Durante uma transmissão nas redes sociais neste domingo (5), Flávio Bolsonaro questiona diretamente a posição da magistrada e afirma que ela deve considerar o legado de sua trajetória profissional. “Queremos saber se a senhora vai autorizar que o ministro Alexandre de Moraes seja investigado”, declara.
A ministra ainda não definiu a posição nas deliberações relacionadas ao conflito entre Moraes e André Mendonça. Cármen Lúcia identifica incorreções nas condutas dos dois ministros e é apontada como decisiva no impasse entre os grupos ligados a eles.
Na mesma transmissão, Flávio Bolsonaro convoca aliados e eleitores para as manifestações previstas para 7 de Setembro, com críticas ao presidente Luiz Inácio Lula da Silva e a Moraes. O senador associa a quantidade de pessoas nas ruas ao resultado dos julgamentos no STF: “Se no 7 de Setembro as ruas estiverem cheias em todo o Brasil, o julgamento vai ser um; se estiverem vazias, vai ser outro”.

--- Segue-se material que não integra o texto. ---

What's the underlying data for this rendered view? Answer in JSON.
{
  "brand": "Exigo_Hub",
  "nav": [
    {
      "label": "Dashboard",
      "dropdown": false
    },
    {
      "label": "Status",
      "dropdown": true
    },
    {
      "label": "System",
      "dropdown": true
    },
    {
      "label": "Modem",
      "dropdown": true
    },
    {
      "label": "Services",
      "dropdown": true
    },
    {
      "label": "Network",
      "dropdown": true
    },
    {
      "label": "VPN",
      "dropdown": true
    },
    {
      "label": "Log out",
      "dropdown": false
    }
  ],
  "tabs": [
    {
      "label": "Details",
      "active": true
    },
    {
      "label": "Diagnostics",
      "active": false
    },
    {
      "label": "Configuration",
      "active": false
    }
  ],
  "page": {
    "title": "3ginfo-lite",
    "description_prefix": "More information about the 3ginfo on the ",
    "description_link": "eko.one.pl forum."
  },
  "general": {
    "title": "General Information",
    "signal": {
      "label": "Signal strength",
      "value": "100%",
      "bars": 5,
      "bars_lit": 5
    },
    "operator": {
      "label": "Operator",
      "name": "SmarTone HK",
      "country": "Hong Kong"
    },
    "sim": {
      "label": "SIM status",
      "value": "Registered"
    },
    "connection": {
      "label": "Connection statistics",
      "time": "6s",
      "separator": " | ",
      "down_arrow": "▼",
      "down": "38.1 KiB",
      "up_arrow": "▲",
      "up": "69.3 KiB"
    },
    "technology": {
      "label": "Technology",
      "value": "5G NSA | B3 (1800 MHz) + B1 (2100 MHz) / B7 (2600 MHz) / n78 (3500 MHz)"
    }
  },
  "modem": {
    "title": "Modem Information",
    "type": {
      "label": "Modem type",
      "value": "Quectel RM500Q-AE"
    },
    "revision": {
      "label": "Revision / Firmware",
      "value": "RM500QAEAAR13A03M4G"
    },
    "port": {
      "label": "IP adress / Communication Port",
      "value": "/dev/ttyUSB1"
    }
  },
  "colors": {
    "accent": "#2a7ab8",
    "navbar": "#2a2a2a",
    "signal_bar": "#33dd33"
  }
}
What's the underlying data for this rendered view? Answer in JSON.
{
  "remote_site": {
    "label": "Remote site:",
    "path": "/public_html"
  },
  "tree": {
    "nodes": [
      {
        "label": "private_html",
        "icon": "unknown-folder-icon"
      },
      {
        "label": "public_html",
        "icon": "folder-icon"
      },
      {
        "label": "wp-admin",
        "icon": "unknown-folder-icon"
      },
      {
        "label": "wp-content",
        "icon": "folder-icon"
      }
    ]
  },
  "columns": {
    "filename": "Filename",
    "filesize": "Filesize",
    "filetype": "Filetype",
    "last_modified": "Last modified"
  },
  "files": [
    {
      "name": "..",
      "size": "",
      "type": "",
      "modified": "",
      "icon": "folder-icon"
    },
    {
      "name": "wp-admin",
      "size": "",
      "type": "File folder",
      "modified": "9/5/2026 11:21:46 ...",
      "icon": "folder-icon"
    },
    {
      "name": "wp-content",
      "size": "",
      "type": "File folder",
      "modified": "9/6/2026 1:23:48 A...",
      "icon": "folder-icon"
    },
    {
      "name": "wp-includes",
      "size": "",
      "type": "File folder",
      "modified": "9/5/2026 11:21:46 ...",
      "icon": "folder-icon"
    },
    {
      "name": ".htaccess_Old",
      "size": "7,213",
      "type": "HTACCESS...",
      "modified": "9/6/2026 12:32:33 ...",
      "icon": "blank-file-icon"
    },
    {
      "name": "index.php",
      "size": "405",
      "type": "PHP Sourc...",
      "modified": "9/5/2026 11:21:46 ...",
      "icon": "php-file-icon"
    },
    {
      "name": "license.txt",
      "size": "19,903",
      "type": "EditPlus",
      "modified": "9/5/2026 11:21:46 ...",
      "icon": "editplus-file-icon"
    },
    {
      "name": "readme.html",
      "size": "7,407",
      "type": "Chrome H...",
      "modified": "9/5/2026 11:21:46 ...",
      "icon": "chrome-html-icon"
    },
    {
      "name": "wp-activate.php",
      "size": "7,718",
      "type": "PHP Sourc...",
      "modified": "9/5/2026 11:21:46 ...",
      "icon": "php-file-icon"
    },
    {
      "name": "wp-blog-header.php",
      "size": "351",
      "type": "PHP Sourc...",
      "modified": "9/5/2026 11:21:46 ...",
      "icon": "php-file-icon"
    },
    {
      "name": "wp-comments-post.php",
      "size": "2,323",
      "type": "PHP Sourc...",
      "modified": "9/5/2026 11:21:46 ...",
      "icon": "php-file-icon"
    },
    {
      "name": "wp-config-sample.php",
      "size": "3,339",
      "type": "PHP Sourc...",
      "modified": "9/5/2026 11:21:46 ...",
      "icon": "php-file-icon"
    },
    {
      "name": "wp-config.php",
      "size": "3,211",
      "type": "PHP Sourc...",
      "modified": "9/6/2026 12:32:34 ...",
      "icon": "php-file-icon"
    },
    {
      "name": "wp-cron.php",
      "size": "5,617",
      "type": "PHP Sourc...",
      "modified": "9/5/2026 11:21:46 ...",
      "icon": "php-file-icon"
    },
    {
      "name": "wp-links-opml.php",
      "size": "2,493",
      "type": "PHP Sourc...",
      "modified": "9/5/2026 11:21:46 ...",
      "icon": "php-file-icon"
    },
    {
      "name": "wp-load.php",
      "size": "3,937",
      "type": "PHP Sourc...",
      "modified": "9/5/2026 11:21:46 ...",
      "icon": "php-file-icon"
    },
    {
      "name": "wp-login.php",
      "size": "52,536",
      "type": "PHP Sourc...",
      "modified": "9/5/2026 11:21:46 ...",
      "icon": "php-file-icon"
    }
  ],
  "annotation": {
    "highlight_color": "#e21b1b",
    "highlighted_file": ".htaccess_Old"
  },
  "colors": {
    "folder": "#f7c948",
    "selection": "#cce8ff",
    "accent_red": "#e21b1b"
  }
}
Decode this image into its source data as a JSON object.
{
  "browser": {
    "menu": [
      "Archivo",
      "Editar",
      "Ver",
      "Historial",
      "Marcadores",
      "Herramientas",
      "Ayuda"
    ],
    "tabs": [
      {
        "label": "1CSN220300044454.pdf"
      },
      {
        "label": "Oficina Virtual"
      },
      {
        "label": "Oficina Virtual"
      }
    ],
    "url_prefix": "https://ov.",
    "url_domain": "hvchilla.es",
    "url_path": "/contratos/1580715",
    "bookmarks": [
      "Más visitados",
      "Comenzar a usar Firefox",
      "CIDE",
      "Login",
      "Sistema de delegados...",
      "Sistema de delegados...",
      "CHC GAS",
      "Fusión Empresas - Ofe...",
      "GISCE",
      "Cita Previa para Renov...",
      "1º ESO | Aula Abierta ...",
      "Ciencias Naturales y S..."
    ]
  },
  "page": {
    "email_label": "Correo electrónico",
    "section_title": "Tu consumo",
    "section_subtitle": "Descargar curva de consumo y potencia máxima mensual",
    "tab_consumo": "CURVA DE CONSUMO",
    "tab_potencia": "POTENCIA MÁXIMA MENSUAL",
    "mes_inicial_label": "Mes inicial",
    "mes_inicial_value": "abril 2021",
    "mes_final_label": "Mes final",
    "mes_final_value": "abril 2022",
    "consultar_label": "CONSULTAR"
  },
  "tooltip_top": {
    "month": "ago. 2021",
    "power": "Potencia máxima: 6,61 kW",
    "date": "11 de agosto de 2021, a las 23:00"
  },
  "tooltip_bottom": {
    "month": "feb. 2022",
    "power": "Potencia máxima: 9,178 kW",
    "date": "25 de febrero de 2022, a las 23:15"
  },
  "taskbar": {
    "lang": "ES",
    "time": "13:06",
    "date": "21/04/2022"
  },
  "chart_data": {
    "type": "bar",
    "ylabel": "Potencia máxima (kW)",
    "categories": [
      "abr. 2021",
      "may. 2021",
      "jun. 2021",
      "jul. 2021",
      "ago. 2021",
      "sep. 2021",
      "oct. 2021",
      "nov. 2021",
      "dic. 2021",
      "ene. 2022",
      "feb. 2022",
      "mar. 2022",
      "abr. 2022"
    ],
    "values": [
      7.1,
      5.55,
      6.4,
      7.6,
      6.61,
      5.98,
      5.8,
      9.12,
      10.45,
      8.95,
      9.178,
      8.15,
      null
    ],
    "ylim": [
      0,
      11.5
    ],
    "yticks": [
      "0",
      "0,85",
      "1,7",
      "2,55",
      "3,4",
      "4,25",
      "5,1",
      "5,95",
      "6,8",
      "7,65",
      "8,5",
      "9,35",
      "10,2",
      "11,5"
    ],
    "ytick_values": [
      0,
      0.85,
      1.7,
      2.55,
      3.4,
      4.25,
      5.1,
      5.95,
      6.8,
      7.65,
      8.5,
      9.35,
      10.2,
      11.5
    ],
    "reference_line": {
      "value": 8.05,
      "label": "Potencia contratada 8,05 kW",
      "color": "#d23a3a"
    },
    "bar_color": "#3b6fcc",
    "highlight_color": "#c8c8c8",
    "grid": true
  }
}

O STF deve analisar duas frentes do conflito interno. Uma delas envolve os métodos usados por Mendonça em apurações sobre o Banco Master e o Instituto Nacional do Seguro Social (INSS). O relatório da Polícia Federal produzido nessas investigações aponta Moraes como interlocutor do ex-banqueiro Daniel Vorcaro.
A outra trata da decisão de Moraes de usar o inquérito das fake news para pedir uma investigação contra Mendonça por abuso de autoridade, improbidade administrativa e crime de responsabilidade.
Na terça-feira (1º), Mendonça retirou o segredo de justiça do relatório da Polícia Federal que reúne mensagens de Vorcaro destinadas a Moraes. Entre elas, há uma pergunta sobre deixar o país antes da prisão do banqueiro, em 2025.
Cármen Lúcia telefonou para Moraes antes de ele reagir, na quinta-feira (3), e demonstrou solidariedade diante da exposição pública. A ligação foi interpretada por auxiliares como um aceno de apoio, mas a ministra não garantiu seu voto. Depois, interlocutores relataram que ela ficou perplexa com as condutas dos dois ministros e com a erosão interna do tribunal.